El modelo de los Centros de Rehabilitación Social impulsados por el expresidente Rafael Correa ignoró, además, la verdadera naturaleza de este tipo de unidades. Las unidades construidas por más de 300 millones de dólares están lejos de buscar la rehabilitación social de los privados de la libertad. Ricardo Camacho, exsubsecretario de Rehabilitación Social, señaló anteriormente a este Diario que las autoridades del gobierno de Correa “vieron un modelo de autogestión que no lo aplicaron bien... y pues ahí está la construcción de la Revolución Ciudadana, un espejismo”.

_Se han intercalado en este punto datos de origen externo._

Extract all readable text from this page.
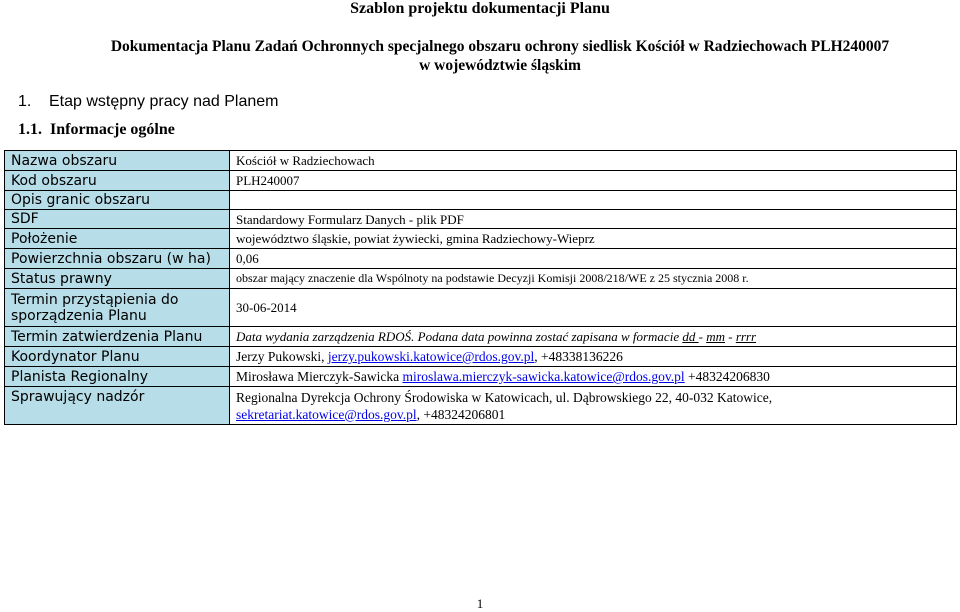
Szablon projektu dokumentacji Planu
Dokumentacja Planu Zadań Ochronnych specjalnego obszaru ochrony siedlisk Kościół w Radziechowach PLH240007
w województwie śląskim
1. Etap wstępny pracy nad Planem
1.1. Informacje ogólne
Nazwa obszaru	Kościół w Radziechowach
Kod obszaru	PLH240007
Opis granic obszaru	
SDF	Standardowy Formularz Danych - plik PDF
Położenie	województwo śląskie, powiat żywiecki, gmina Radziechowy-Wieprz
Powierzchnia obszaru (w ha)	0,06
Status prawny	obszar mający znaczenie dla Wspólnoty na podstawie Decyzji Komisji 2008/218/WE z 25 stycznia 2008 r.

Termin przystąpienia do
sporządzenia Planu	30-06-2014
Termin zatwierdzenia Planu	Data wydania zarządzenia RDOŚ. Podana data powinna zostać zapisana w formacie dd - mm - rrrr
Koordynator Planu	Jerzy Pukowski, jerzy.pukowski.katowice@rdos.gov.pl, +48338136226
Planista Regionalny	Mirosława Mierczyk-Sawicka miroslawa.mierczyk-sawicka.katowice@rdos.gov.pl +48324206830
Sprawujący nadzór	Regionalna Dyrekcja Ochrony Środowiska w Katowicach, ul. Dąbrowskiego 22, 40-032 Katowice,
sekretariat.katowice@rdos.gov.pl, +48324206801
1
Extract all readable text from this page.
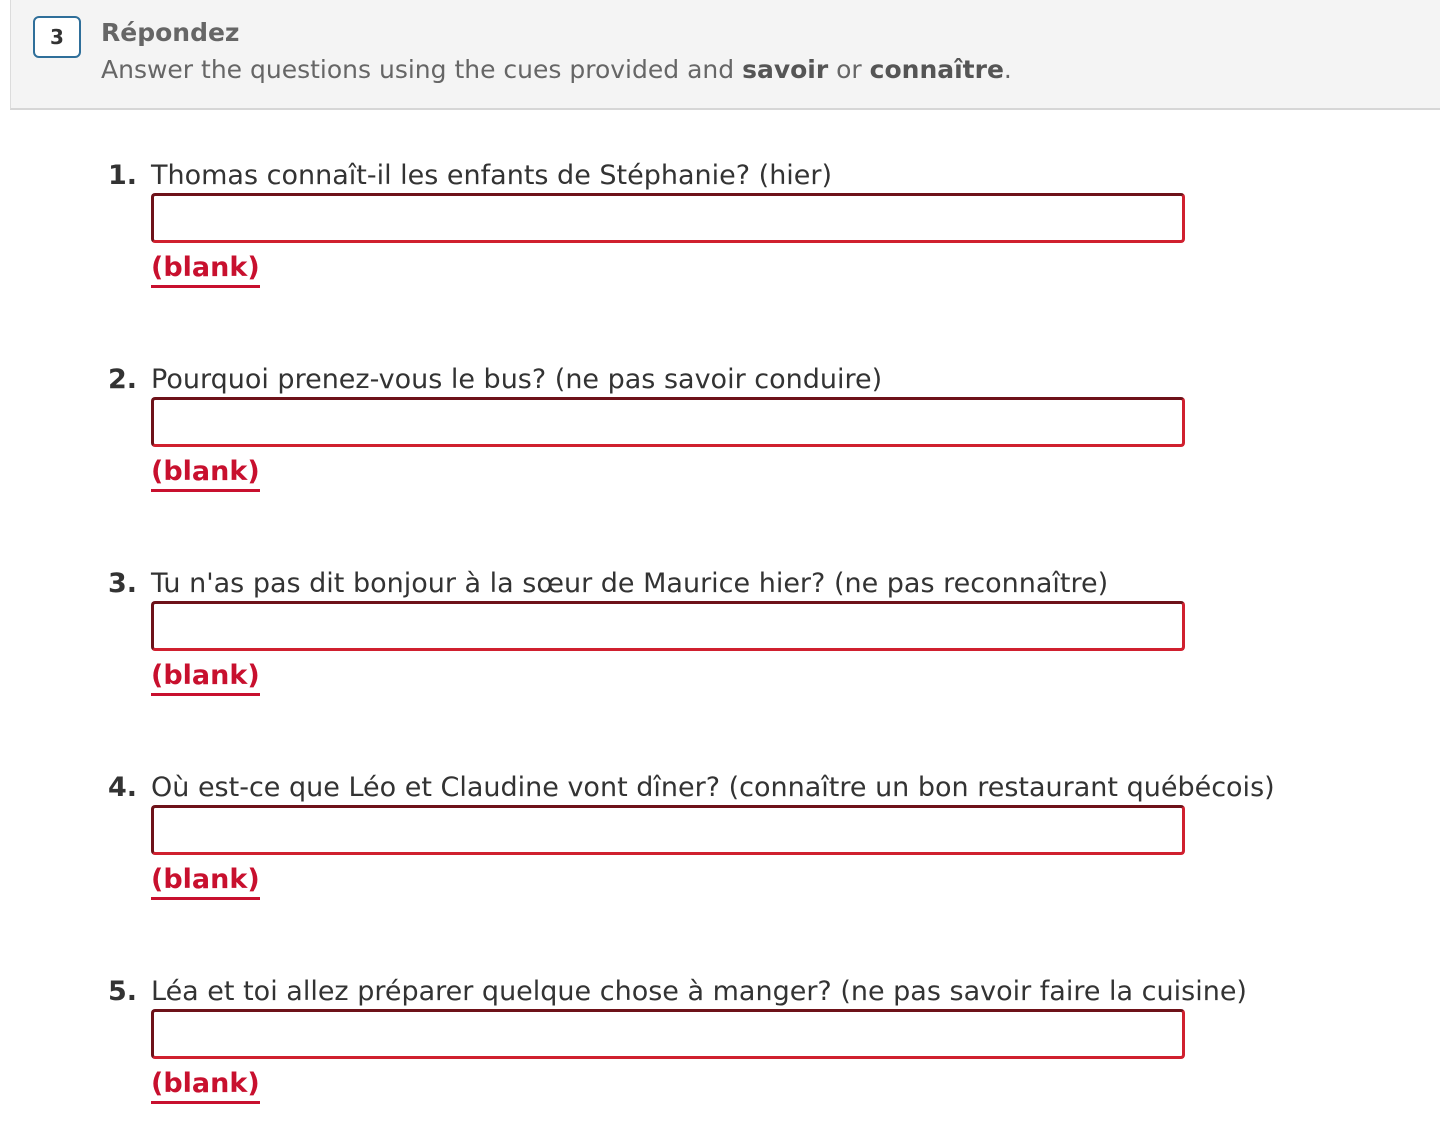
3	Répondez
Answer the questions using the cues provided and savoir or connaître.
1. Thomas connaît-il les enfants de Stéphanie? (hier)
(blank)
2. Pourquoi prenez-vous le bus? (ne pas savoir conduire)
(blank)
3. Tu n'as pas dit bonjour à la sœur de Maurice hier? (ne pas reconnaître)
(blank)
4. Où est-ce que Léo et Claudine vont dîner? (connaître un bon restaurant québécois)
(blank)
5. Léa et toi allez préparer quelque chose à manger? (ne pas savoir faire la cuisine)
(blank)
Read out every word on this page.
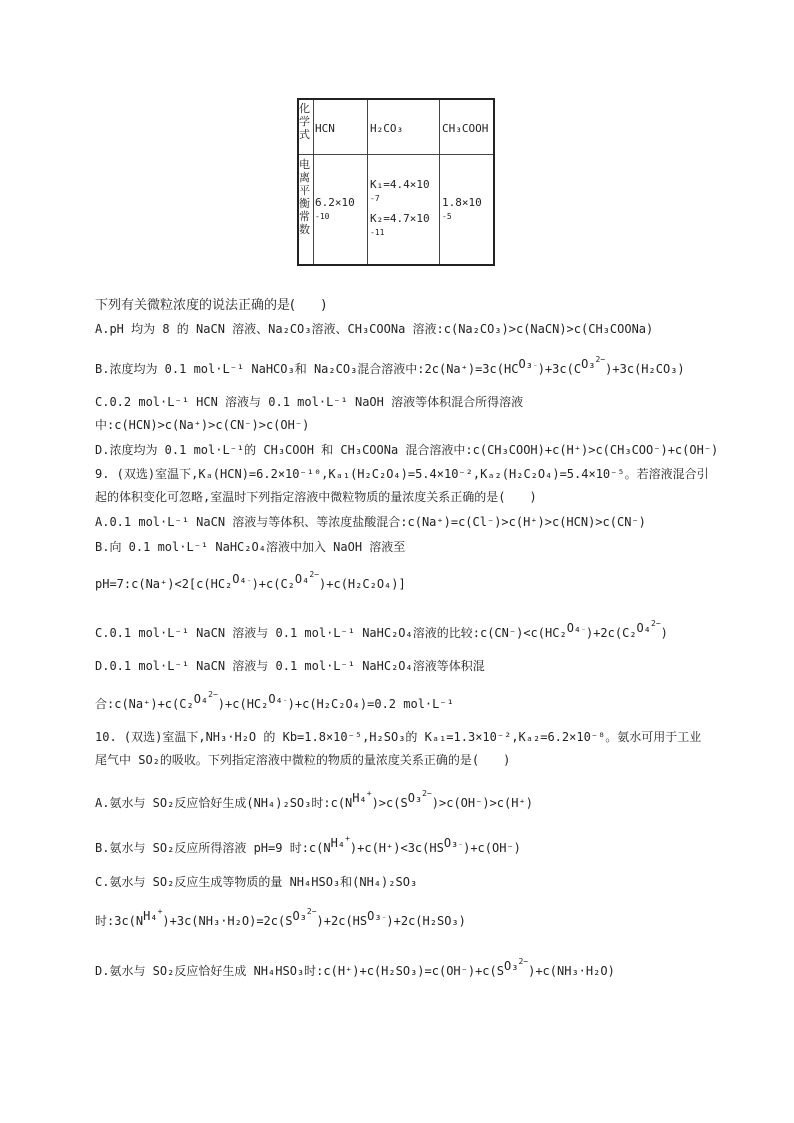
化学式 HCN	H₂CO₃	CH₃COOH
电离平衡常数
6.2×10
-10
K₁=4.4×10
-7
K₂=4.7×10
-11
1.8×10
-5
下列有关微粒浓度的说法正确的是(　　)
A.pH 均为 8 的 NaCN 溶液、Na₂CO₃溶液、CH₃COONa 溶液:c(Na₂CO₃)>c(NaCN)>c(CH₃COONa)
B.浓度均为 0.1 mol·L⁻¹ NaHCO₃和 Na₂CO₃混合溶液中:2c(Na⁺)=3c(HCO₃⁻)+3c(CO₃$^{2-}$)+3c(H₂CO₃)
C.0.2 mol·L⁻¹ HCN 溶液与 0.1 mol·L⁻¹ NaOH 溶液等体积混合所得溶液
中:c(HCN)>c(Na⁺)>c(CN⁻)>c(OH⁻)
D.浓度均为 0.1 mol·L⁻¹的 CH₃COOH 和 CH₃COONa 混合溶液中:c(CH₃COOH)+c(H⁺)>c(CH₃COO⁻)+c(OH⁻)
9. (双选)室温下,Kₐ(HCN)=6.2×10⁻¹⁰,Kₐ₁(H₂C₂O₄)=5.4×10⁻²,Kₐ₂(H₂C₂O₄)=5.4×10⁻⁵。若溶液混合引
起的体积变化可忽略,室温时下列指定溶液中微粒物质的量浓度关系正确的是(　　)
A.0.1 mol·L⁻¹ NaCN 溶液与等体积、等浓度盐酸混合:c(Na⁺)=c(Cl⁻)>c(H⁺)>c(HCN)>c(CN⁻)
B.向 0.1 mol·L⁻¹ NaHC₂O₄溶液中加入 NaOH 溶液至
pH=7:c(Na⁺)<2[c(HC₂O₄⁻)+c(C₂O₄$^{2-}$)+c(H₂C₂O₄)]
C.0.1 mol·L⁻¹ NaCN 溶液与 0.1 mol·L⁻¹ NaHC₂O₄溶液的比较:c(CN⁻)<c(HC₂O₄⁻)+2c(C₂O₄$^{2-}$)
D.0.1 mol·L⁻¹ NaCN 溶液与 0.1 mol·L⁻¹ NaHC₂O₄溶液等体积混
合:c(Na⁺)+c(C₂O₄$^{2-}$)+c(HC₂O₄⁻)+c(H₂C₂O₄)=0.2 mol·L⁻¹
10. (双选)室温下,NH₃·H₂O 的 Kb=1.8×10⁻⁵,H₂SO₃的 Kₐ₁=1.3×10⁻²,Kₐ₂=6.2×10⁻⁸。氨水可用于工业
尾气中 SO₂的吸收。下列指定溶液中微粒的物质的量浓度关系正确的是(　　)
A.氨水与 SO₂反应恰好生成(NH₄)₂SO₃时:c(NH₄+)>c(SO₃$^{2-}$)>c(OH⁻)>c(H⁺)
B.氨水与 SO₂反应所得溶液 pH=9 时:c(NH₄+)+c(H⁺)<3c(HSO₃⁻)+c(OH⁻)
C.氨水与 SO₂反应生成等物质的量 NH₄HSO₃和(NH₄)₂SO₃
时:3c(NH₄+)+3c(NH₃·H₂O)=2c(SO₃$^{2-}$)+2c(HSO₃⁻)+2c(H₂SO₃)
D.氨水与 SO₂反应恰好生成 NH₄HSO₃时:c(H⁺)+c(H₂SO₃)=c(OH⁻)+c(SO₃$^{2-}$)+c(NH₃·H₂O)
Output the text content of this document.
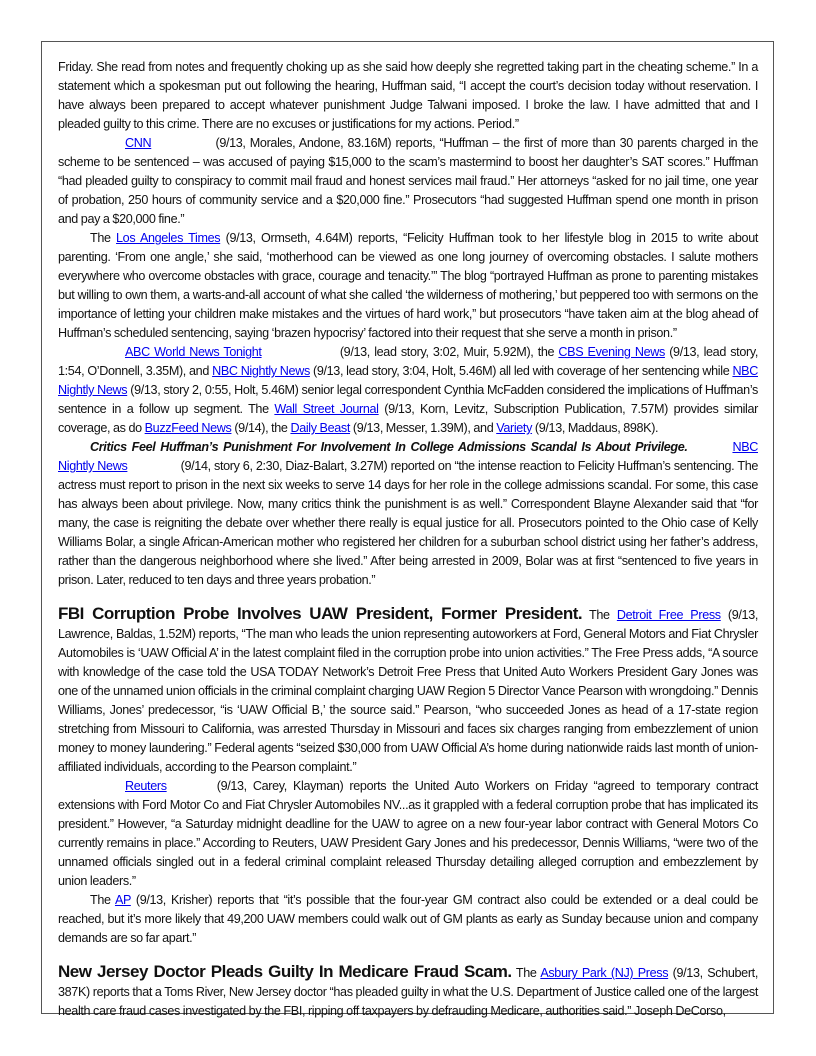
Friday. She read from notes and frequently choking up as she said how deeply she regretted taking part in the cheating scheme.” In a statement which a spokesman put out following the hearing, Huffman said, “I accept the court’s decision today without reservation. I have always been prepared to accept whatever punishment Judge Talwani imposed. I broke the law. I have admitted that and I pleaded guilty to this crime. There are no excuses or justifications for my actions. Period.”

CNN	(9/13, Morales, Andone, 83.16M) reports, “Huffman – the first of more than 30 parents charged in the scheme to be sentenced – was accused of paying $15,000 to the scam’s mastermind to boost her daughter’s SAT scores.” Huffman “had pleaded guilty to conspiracy to commit mail fraud and honest services mail fraud.” Her attorneys “asked for no jail time, one year of probation, 250 hours of community service and a $20,000 fine.” Prosecutors “had suggested Huffman spend one month in prison and pay a $20,000 fine.”

The Los Angeles Times (9/13, Ormseth, 4.64M) reports, “Felicity Huffman took to her lifestyle blog in 2015 to write about parenting. ‘From one angle,’ she said, ‘motherhood can be viewed as one long journey of overcoming obstacles. I salute mothers everywhere who overcome obstacles with grace, courage and tenacity.’” The blog “portrayed Huffman as prone to parenting mistakes but willing to own them, a warts-and-all account of what she called ‘the wilderness of mothering,’ but peppered too with sermons on the importance of letting your children make mistakes and the virtues of hard work,” but prosecutors “have taken aim at the blog ahead of Huffman’s scheduled sentencing, saying ‘brazen hypocrisy’ factored into their request that she serve a month in prison.”

ABC World News Tonight	(9/13, lead story, 3:02, Muir, 5.92M), the CBS Evening News (9/13, lead story, 1:54, O’Donnell, 3.35M), and NBC Nightly News (9/13, lead story, 3:04, Holt, 5.46M) all led with coverage of her sentencing while NBC Nightly News (9/13, story 2, 0:55, Holt, 5.46M) senior legal correspondent Cynthia McFadden considered the implications of Huffman’s sentence in a follow up segment. The Wall Street Journal (9/13, Korn, Levitz, Subscription Publication, 7.57M) provides similar coverage, as do BuzzFeed News (9/14), the Daily Beast (9/13, Messer, 1.39M), and Variety (9/13, Maddaus, 898K).

Critics Feel Huffman’s Punishment For Involvement In College Admissions Scandal Is About Privilege.	NBC Nightly News	(9/14, story 6, 2:30, Diaz-Balart, 3.27M) reported on “the intense reaction to Felicity Huffman’s sentencing. The actress must report to prison in the next six weeks to serve 14 days for her role in the college admissions scandal. For some, this case has always been about privilege. Now, many critics think the punishment is as well.” Correspondent Blayne Alexander said that “for many, the case is reigniting the debate over whether there really is equal justice for all. Prosecutors pointed to the Ohio case of Kelly Williams Bolar, a single African-American mother who registered her children for a suburban school district using her father’s address, rather than the dangerous neighborhood where she lived.” After being arrested in 2009, Bolar was at first “sentenced to five years in prison. Later, reduced to ten days and three years probation.”

FBI Corruption Probe Involves UAW President, Former President. The Detroit Free Press (9/13, Lawrence, Baldas, 1.52M) reports, “The man who leads the union representing autoworkers at Ford, General Motors and Fiat Chrysler Automobiles is ‘UAW Official A’ in the latest complaint filed in the corruption probe into union activities.” The Free Press adds, “A source with knowledge of the case told the USA TODAY Network’s Detroit Free Press that United Auto Workers President Gary Jones was one of the unnamed union officials in the criminal complaint charging UAW Region 5 Director Vance Pearson with wrongdoing.” Dennis Williams, Jones’ predecessor, “is ‘UAW Official B,’ the source said.” Pearson, “who succeeded Jones as head of a 17-state region stretching from Missouri to California, was arrested Thursday in Missouri and faces six charges ranging from embezzlement of union money to money laundering.” Federal agents “seized $30,000 from UAW Official A’s home during nationwide raids last month of union-affiliated individuals, according to the Pearson complaint.”

Reuters	(9/13, Carey, Klayman) reports the United Auto Workers on Friday “agreed to temporary contract extensions with Ford Motor Co and Fiat Chrysler Automobiles NV...as it grappled with a federal corruption probe that has implicated its president.” However, “a Saturday midnight deadline for the UAW to agree on a new four-year labor contract with General Motors Co currently remains in place.” According to Reuters, UAW President Gary Jones and his predecessor, Dennis Williams, “were two of the unnamed officials singled out in a federal criminal complaint released Thursday detailing alleged corruption and embezzlement by union leaders.”

The AP (9/13, Krisher) reports that “it’s possible that the four-year GM contract also could be extended or a deal could be reached, but it’s more likely that 49,200 UAW members could walk out of GM plants as early as Sunday because union and company demands are so far apart.”

New Jersey Doctor Pleads Guilty In Medicare Fraud Scam. The Asbury Park (NJ) Press (9/13, Schubert, 387K) reports that a Toms River, New Jersey doctor “has pleaded guilty in what the U.S. Department of Justice called one of the largest health care fraud cases investigated by the FBI, ripping off taxpayers by defrauding Medicare, authorities said.” Joseph DeCorso,
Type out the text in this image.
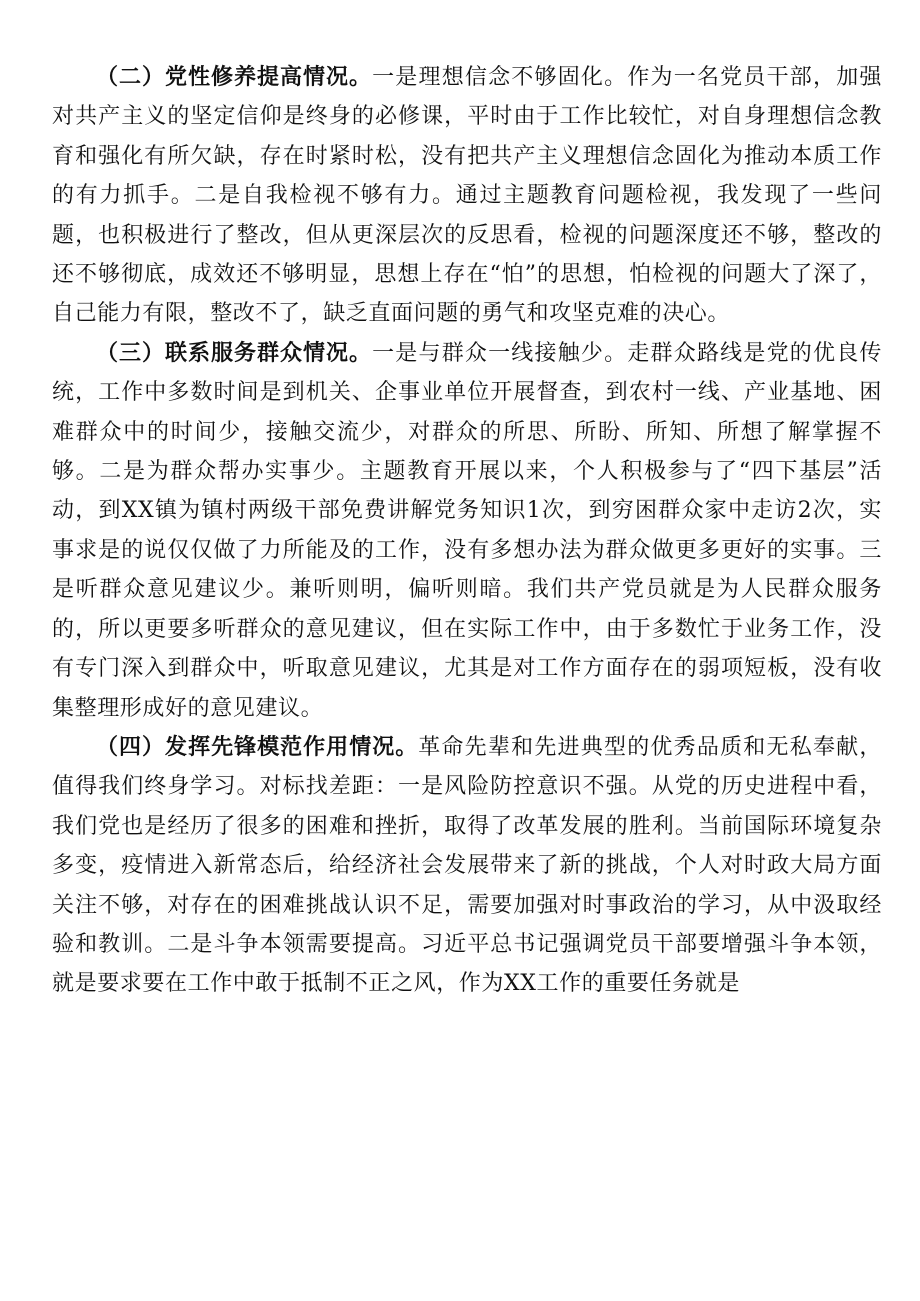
（二）党性修养提高情况。一是理想信念不够固化。作为一名党员干部，加强对共产主义的坚定信仰是终身的必修课，平时由于工作比较忙，对自身理想信念教育和强化有所欠缺，存在时紧时松，没有把共产主义理想信念固化为推动本质工作的有力抓手。二是自我检视不够有力。通过主题教育问题检视，我发现了一些问题，也积极进行了整改，但从更深层次的反思看，检视的问题深度还不够，整改的还不够彻底，成效还不够明显，思想上存在“怕”的思想，怕检视的问题大了深了，自己能力有限，整改不了，缺乏直面问题的勇气和攻坚克难的决心。

（三）联系服务群众情况。一是与群众一线接触少。走群众路线是党的优良传统，工作中多数时间是到机关、企事业单位开展督查，到农村一线、产业基地、困难群众中的时间少，接触交流少，对群众的所思、所盼、所知、所想了解掌握不够。二是为群众帮办实事少。主题教育开展以来，个人积极参与了“四下基层”活动，到XX镇为镇村两级干部免费讲解党务知识1次，到穷困群众家中走访2次，实事求是的说仅仅做了力所能及的工作，没有多想办法为群众做更多更好的实事。三是听群众意见建议少。兼听则明，偏听则暗。我们共产党员就是为人民群众服务的，所以更要多听群众的意见建议，但在实际工作中，由于多数忙于业务工作，没有专门深入到群众中，听取意见建议，尤其是对工作方面存在的弱项短板，没有收集整理形成好的意见建议。

（四）发挥先锋模范作用情况。革命先辈和先进典型的优秀品质和无私奉献，值得我们终身学习。对标找差距：一是风险防控意识不强。从党的历史进程中看，我们党也是经历了很多的困难和挫折，取得了改革发展的胜利。当前国际环境复杂多变，疫情进入新常态后，给经济社会发展带来了新的挑战，个人对时政大局方面关注不够，对存在的困难挑战认识不足，需要加强对时事政治的学习，从中汲取经验和教训。二是斗争本领需要提高。习近平总书记强调党员干部要增强斗争本领，就是要求要在工作中敢于抵制不正之风，作为XX工作的重要任务就是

Mientras Correa aseguraba que las nuevas infraestructuras contaban con todas las áreas y servicios que demandaba el modelo de gestión carcelaria, la realidad es que cinco años después hay hacinamiento y escasa rehabilitación. En palabras del exfuncionario Camacho, la iniciativa gubernamental terminó en una “bodega de seres humanos”.

Herramienta cuestionada

La fuga del exministro del gobierno de Rafael Correa, Fernando Alvarado, despertó la sospecha de la poca efectividad de los grilletes electrónicos que se utilizan como parte de las medidas de seguridad del Ministerio del Interior y el Gobierno central. Los dispositivos fueron criticados en la Asamblea.

Una falencia alarmante

EXPRESO recorrió el centro de rehabilitación social de Latacunga, construido por el Gobierno anterior, y confirmó que no existen comedores para los reclusos. Las condiciones de rehabilitación dejaron cuestionamientos que son examinados por las autoridades.

El modelo es criticado

La política ecuatoriana es cuestionada porque el modelo, es calificado por expertos como no aconsejable técnicamente. El organismo de Naciones Unidas indica que en las cárceles, “para que haya una verdadera rehabilitación, no deben haber más de 500 presos”.

Escaso control en centros

El uso de celulares y hasta el asesinato de reos, casos confirmados en los últimos meses, despiertan inquietud sobre el modelo de control. Según las autoridades legislativas, se necesitan medidas de control urgentes. Saludan el decreto presidencial.